По всему городу бастовали профессиональные официанты, требуя увеличения зарплат, сокращения рабочего дня - и права иметь усы. Они были практически повсеместно распространены среди французских мужчин на протяжении многих десятилетий, хотя многим: официантам, прислуге и священникам не разрешалось иметь их — они были «приговорены к принудительному бритью», как писала газета «La Lanterne» 27 апреля 1907 г. Возмущенные официанты, сытые по горло подобными условиями труда, массово вышли из своих модных ресторанов оставив хозяев ресторанов с убытками, по современным оценкам, примерно в 25 000 французских франковв день (прим. пер – немного подсчитал, в евро по цифрам 2017 г., убытки ресторанов от забастовки составляли примерно 96500 евро в день – ссылка если кому интересно, считать первую валюту во anciens francs). «Женщины полны решимости голодать вместе со своими детьми, нежели чем видеть, как усы их мужей по-прежнему исчезают под бритвой», - сообщает газета «Mémorial de la Loire».
С теми, кто остался работать, обращались как с предателями, их часто ругали забастовщики, которые хотели, чтобы они тоже присоединились к движению. Полиция жестко отреагировала на протесты. Согласно «Los Angeles Times» от 20 апреля, жандармы были настолько жестоки в борьбе против забастовщиков, что они «гнали из города каждого гладко выбритого человека, включая десяток невинных американцев, которые только что прибыли в город, не зная о забастовке, и были сбиты с толку подобной враждебной встречей».
Какое место занимали усы среди других требований, вероятно, варьировались от официанта к официанту, но восстание охватило Францию, где целыми поколениями усы были неотъемлемой чертой мужчины.

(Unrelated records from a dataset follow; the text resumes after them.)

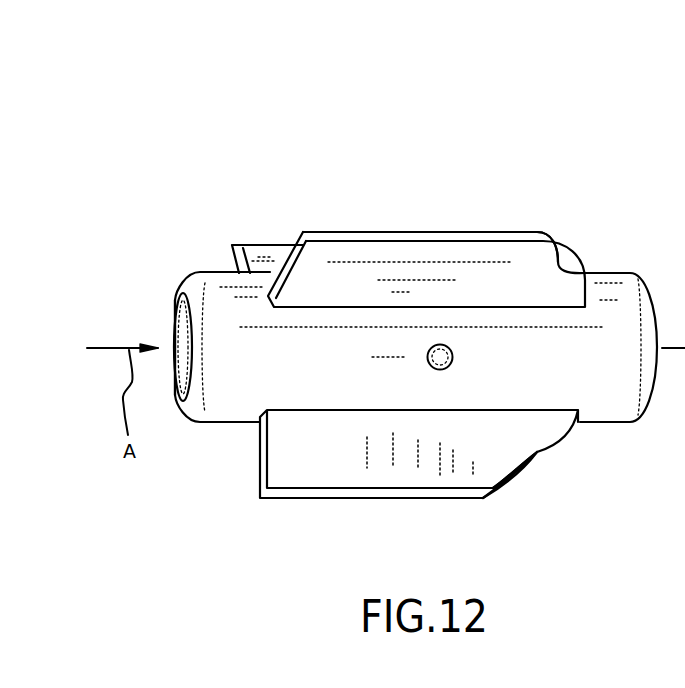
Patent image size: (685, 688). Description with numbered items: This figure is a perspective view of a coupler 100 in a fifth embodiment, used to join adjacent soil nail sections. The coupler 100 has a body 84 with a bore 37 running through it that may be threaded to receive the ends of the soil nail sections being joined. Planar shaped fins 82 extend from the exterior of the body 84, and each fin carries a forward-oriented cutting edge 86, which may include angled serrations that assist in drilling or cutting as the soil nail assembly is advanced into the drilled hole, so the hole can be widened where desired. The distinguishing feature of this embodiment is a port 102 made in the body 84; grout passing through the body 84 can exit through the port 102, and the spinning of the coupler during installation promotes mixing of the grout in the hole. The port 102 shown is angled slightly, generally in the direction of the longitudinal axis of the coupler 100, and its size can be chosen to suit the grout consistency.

The coupler 100 is at (578, 96).
The bore 37 is at (167, 293).
The fins 82 is at (247, 247).
The body 84 is at (298, 378).
The cutting edges 86 is at (563, 265).
The port 102 is at (444, 363).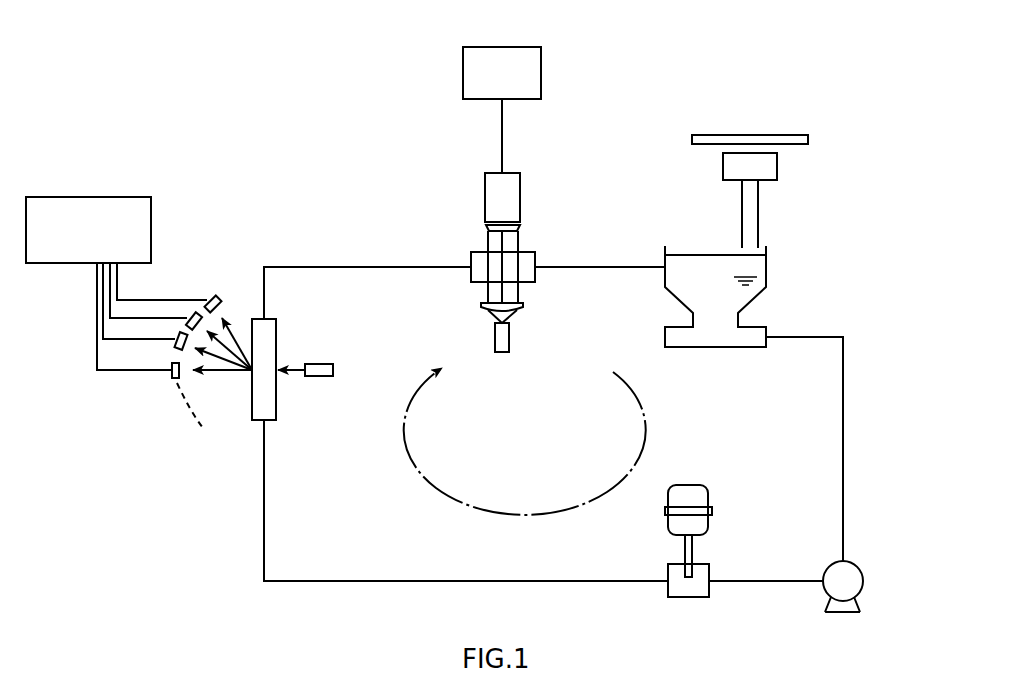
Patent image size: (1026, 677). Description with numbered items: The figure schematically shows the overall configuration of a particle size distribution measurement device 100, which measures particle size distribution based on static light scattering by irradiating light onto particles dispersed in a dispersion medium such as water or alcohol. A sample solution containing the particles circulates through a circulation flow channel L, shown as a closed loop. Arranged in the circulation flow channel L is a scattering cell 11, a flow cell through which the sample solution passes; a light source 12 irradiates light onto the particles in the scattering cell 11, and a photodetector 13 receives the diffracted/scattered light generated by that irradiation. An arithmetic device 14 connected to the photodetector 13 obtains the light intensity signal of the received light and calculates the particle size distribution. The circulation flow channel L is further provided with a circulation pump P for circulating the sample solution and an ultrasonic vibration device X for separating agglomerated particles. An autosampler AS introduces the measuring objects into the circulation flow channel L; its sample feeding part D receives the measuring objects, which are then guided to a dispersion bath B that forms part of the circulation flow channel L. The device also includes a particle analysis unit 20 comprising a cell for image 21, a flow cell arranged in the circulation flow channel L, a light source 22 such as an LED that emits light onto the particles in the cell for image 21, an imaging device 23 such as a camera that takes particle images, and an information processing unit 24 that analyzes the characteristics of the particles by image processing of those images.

The particle size distribution measurement device 100 is at (165, 88).
The arithmetic device 14 is at (43, 263).
The photodetector 13 is at (222, 297).
The scattering cell 11 is at (252, 407).
The light source 12 is at (318, 376).
The circulation flow channel L is at (302, 265).
The particle analysis unit 20 is at (609, 106).
The information processing unit 24 is at (541, 73).
The imaging device 23 is at (520, 197).
The cell for image 21 is at (535, 258).
The light source 22 is at (509, 338).
The autosampler AS is at (827, 150).
The sample feeding part D is at (723, 167).
The dispersion bath B is at (766, 267).
The ultrasonic vibration device X is at (708, 500).
The circulation pump P is at (863, 579).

Страна, наконец, была вынуждена столкнуться с классовой дискриминацией, которая долгое время гноилась прямо у нее под носом.
Как сообщал тогда «La Lanterne», в истории усов эта форма волос на лице была знаком привилегированности и статуса в Европе еще со времён Античности. Тогда Тацит (прим. пер. – Публий Корнелий Тацит - древнеримский историк) писал, что немцы оставляли право носить усы за теми из солдат, которые отличились в бою. К 19 в. усы у военных вновь вошли в моду, так как армии по всему континенту стремились подражать элитной венгерской «Гусарской» кавалерии. Гусары сражались стильно: шлемы с перьями, седла, покрытые леопардовой кожей, и густые, ярко выраженные усы. Подобный внешний вид, говорит историк изучающий историю влияния и значение растительности на лице у мужчин, Кристофер Олдстоун-Мур, «был отличительным образом, вызывавшим шок и трепет», и к середине 19 в. большинству французских солдат пришлось носить усы (хотя некоторым военных невысоких рангов это запрещалось, в целях укрепления военной иерархии).
Требование было настолько строгим, что солдаты, которые не могли отрастить усы, естественно, должны были использовать их муляжи. Стремясь утвердить собственную мужественность, аристократия и буржуазия приняли стиль, превратив усы в знак преуспевающего француза. Это веяние моды изменило облик Франции тех времён - эпоха чисто выбритого Людовика XIV закончилась.
Примерно в это же время по всему Парижу начали появились первые современные рестораны. Эти заведения, в первую очередь для состоятельных людей, стремились воссоздать впечатления от ужина в доме членов высшего общества. Переживаемый людьми опыт значил больше, чем еда. Официанты должны были выглядеть как домашние камердинеры, которым запрещалось носить усы из-за своего невысокого статуса. Обедающие «платили, чтобы унизить людей практически институциональным способом», - говорит историк Гил Михаэли, который много писал на тему французской мужественности (маскулинности). Клиенты «Платили за опыт. И опыт играл первостепенную роль».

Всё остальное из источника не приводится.